Nanjiani e Showalter destrutturano senza dare nell'occhio la romantic comedy e scuotono tre mondi, così come i tre atti di cui si compone il film, con straordinaria efficacia. Al cinema.
di Roy Menarini
Una decina di anni fa, nel cerchio degli appassionati, fece un certo scalpore un breve pamphlet scritto da due giovani critici-filosofi, che si intitolava "Apologia del filmetto" dove Luca Bandirali e Enrico Terrone (questo il loro nome) spiegavano con serietà e erudizione che non esiste alcun motivo per decretare la minorità della commedia rispetto al cinema impegnato, e che anzi molti film considerati usa-e-getta illuminano verità psicologiche e sociali molto meglio di altri generi. Inoltre, la professionalità della scuola americana del prodotto cinematografico, tutt'altro che semplicistica, garantisce uno sviluppo di trama e di coerenza narrativa assai maggiore di tanti conclamati autori. Torna in mente quella riflessione vedendo The Big Sick (guarda la video recensione) dove un autore comico statunitense di origine pakistana prende a spunto elementi autobiografici, e offre allo spettatore una commedia adulta e profonda (con lo zampino del geniale Judd Apatow, produttore), la cui apparente leggerezza non deve trarre in inganno né essere considerata subalterna a certi filmoni all'europea o a sedicenti candidati agli Oscar.
Kumail Nanjiani, sceneggiatore e attore protagonista, ne è il vero deus ex machina, anche se dietro la macchina da presa siede (con correttezza ma forse senza il piglio che avrebbe avuto Apatow nelle inquadrature) Michael Showalter.
Quel che piace e convince, di The Big Sick, è la sua imprevedibilità pur nei canoni della commedia sentimentale, i cui esiti magari sono noti ma con un percorso decisamente originale. L'idea stessa di strutturare il secondo atto - o l'ostacolo che blocca la riconciliazione (in fondo un "rimatrimonio", per usare una formula di un altro filosofo appassionato di commedie come Stanley Cavell) - attraverso una girlfriend in a coma, e spostare tutto l'asse sul rapporto tra il fidanzato e i diffidenti genitori della ragazza è sicuramente riuscita, permettendo una esplorazione di caratteri e uno studio psicologico/sociale americano di finezza inusitata.
Ma il vero carburante del film è rappresentato dal confronto etnico e culturale, giocato intelligentemente su più livelli. Kumail è al tempo stesso la vittima del sistema di tradizioni pakistano, esportato negli Stati Uniti, e colui che la offre in forma di autorappresentazione. Sia i suoi pezzi da stand-up comedian sia il suo show teatrale girano intorno alla difficile identità del pakistano in America dopo il 2001.

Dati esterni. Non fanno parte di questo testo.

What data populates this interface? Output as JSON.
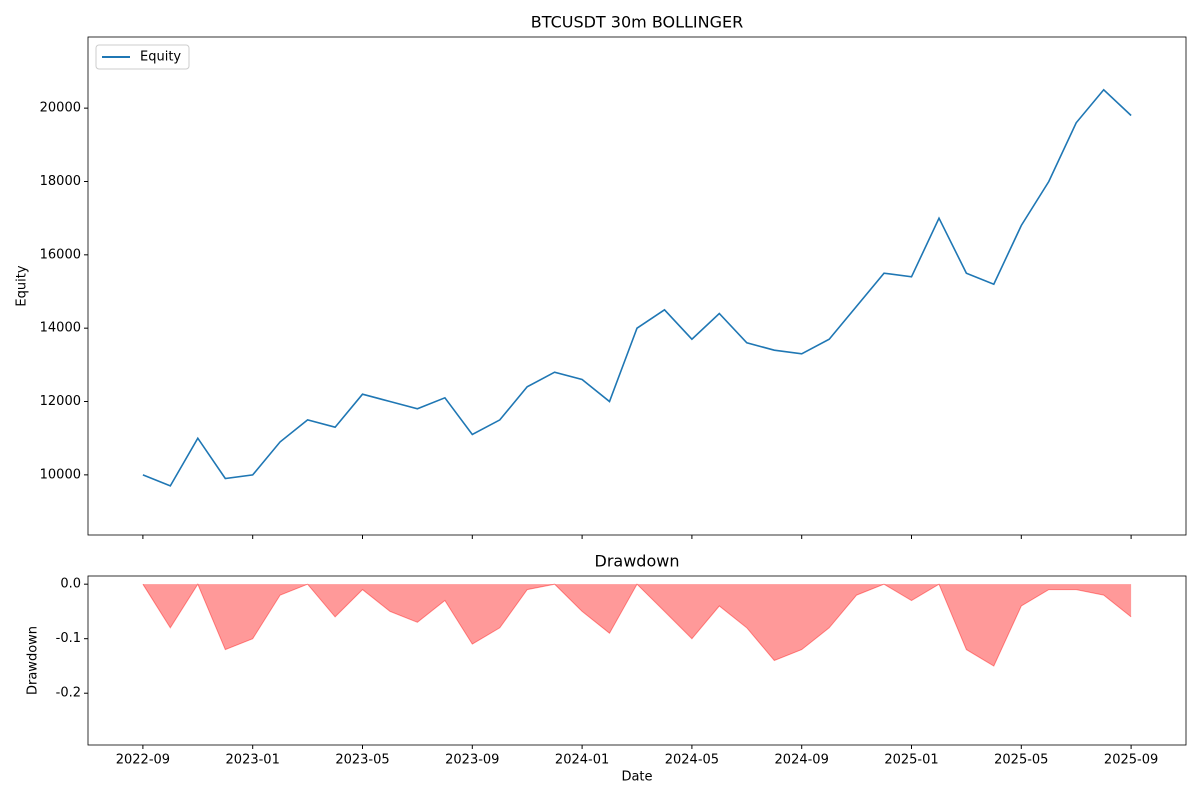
{
  "chart_data": [
    {
      "type": "line",
      "title": "BTCUSDT 30m BOLLINGER",
      "y_label": "Equity",
      "x": [
        "2022-09",
        "2022-10",
        "2022-11",
        "2022-12",
        "2023-01",
        "2023-02",
        "2023-03",
        "2023-04",
        "2023-05",
        "2023-06",
        "2023-07",
        "2023-08",
        "2023-09",
        "2023-10",
        "2023-11",
        "2023-12",
        "2024-01",
        "2024-02",
        "2024-03",
        "2024-04",
        "2024-05",
        "2024-06",
        "2024-07",
        "2024-08",
        "2024-09",
        "2024-10",
        "2024-11",
        "2024-12",
        "2025-01",
        "2025-02",
        "2025-03",
        "2025-04",
        "2025-05",
        "2025-06",
        "2025-07",
        "2025-08",
        "2025-09"
      ],
      "series": [
        {
          "name": "Equity",
          "color": "#1f77b4",
          "values": [
            10000,
            9700,
            11000,
            9900,
            10000,
            10900,
            11500,
            11300,
            12200,
            12000,
            11800,
            12100,
            11100,
            11500,
            12400,
            12800,
            12600,
            12000,
            14000,
            14500,
            13700,
            14400,
            13600,
            13400,
            13300,
            13700,
            14600,
            15500,
            15400,
            17000,
            15500,
            15200,
            16800,
            18000,
            19600,
            20500,
            19800
          ]
        }
      ],
      "xlim": [
        "2022-07",
        "2025-11"
      ],
      "xticks": [
        "2022-09",
        "2023-01",
        "2023-05",
        "2023-09",
        "2024-01",
        "2024-05",
        "2024-09",
        "2025-01",
        "2025-05",
        "2025-09"
      ],
      "ylim": [
        8360,
        21940
      ],
      "yticks": [
        10000,
        12000,
        14000,
        16000,
        18000,
        20000
      ],
      "legend": "upper left"
    },
    {
      "type": "area",
      "title": "Drawdown",
      "y_label": "Drawdown",
      "x_label": "Date",
      "x": [
        "2022-09",
        "2022-10",
        "2022-11",
        "2022-12",
        "2023-01",
        "2023-02",
        "2023-03",
        "2023-04",
        "2023-05",
        "2023-06",
        "2023-07",
        "2023-08",
        "2023-09",
        "2023-10",
        "2023-11",
        "2023-12",
        "2024-01",
        "2024-02",
        "2024-03",
        "2024-04",
        "2024-05",
        "2024-06",
        "2024-07",
        "2024-08",
        "2024-09",
        "2024-10",
        "2024-11",
        "2024-12",
        "2025-01",
        "2025-02",
        "2025-03",
        "2025-04",
        "2025-05",
        "2025-06",
        "2025-07",
        "2025-08",
        "2025-09"
      ],
      "series": [
        {
          "color": "#ff0000",
          "values": [
            0,
            -0.08,
            0,
            -0.12,
            -0.1,
            -0.02,
            0,
            -0.06,
            -0.01,
            -0.05,
            -0.07,
            -0.03,
            -0.11,
            -0.08,
            -0.01,
            0,
            -0.05,
            -0.09,
            0,
            -0.05,
            -0.1,
            -0.04,
            -0.08,
            -0.14,
            -0.12,
            -0.08,
            -0.02,
            0,
            -0.03,
            0,
            -0.12,
            -0.15,
            -0.04,
            -0.01,
            -0.01,
            -0.02,
            -0.06
          ]
        }
      ],
      "xlim": [
        "2022-07",
        "2025-11"
      ],
      "xticks": [
        "2022-09",
        "2023-01",
        "2023-05",
        "2023-09",
        "2024-01",
        "2024-05",
        "2024-09",
        "2025-01",
        "2025-05",
        "2025-09"
      ],
      "ylim": [
        -0.295,
        0.015
      ],
      "yticks": [
        {
          "value": 0,
          "label": "0.0"
        },
        {
          "value": -0.1,
          "label": "-0.1"
        },
        {
          "value": -0.2,
          "label": "-0.2"
        }
      ]
    }
  ]
}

Il terzo polo è la vita vera: fuori dal consesso famigliare, regolato da rigide convenzioni, e al di sotto del palco, si gioca una negoziazione di identità particolarmente delicata e complessa, in cui nessun momento dell'esistenza è al riparo dal razzismo, dall'incomprensione, dal dubbio, dall'ignoranza, dal risentimento, o semplicemente dalla paura del diverso.
La spinta alla risoluzione dei problemi giunge proprio dal coraggio di spezzare e mescolare i tre spazi fino a quel momento chiusi in compartimenti stagni: la vita e la malattia finiscono sul palco, l'amore e la libertà irrompono in famiglia, i drammi sublimati dall'arte comica mordono e feriscono nel quotidiano. Nanjiani e Showalter destrutturano, senza dare nell'occhio, la romantic comedy e scuotono i tre mondi, così come i tre atti, con straordinaria efficacia, offrendo pensieri seri attraverso risate intelligenti e giungendo così a dirci cose rilevanti sul tessuto culturale americano, sul ruolo della famiglia nella coppia, sui tempi del desiderio, sulla fragilità imprevista delle persone, sulla superficialità di un pubblico dentro al quale - non di rado - si nascondono esseri umani magnifici e al contempo persone detestabili. Insomma, i filmetti - se intelligenti come questo - dicono la verità.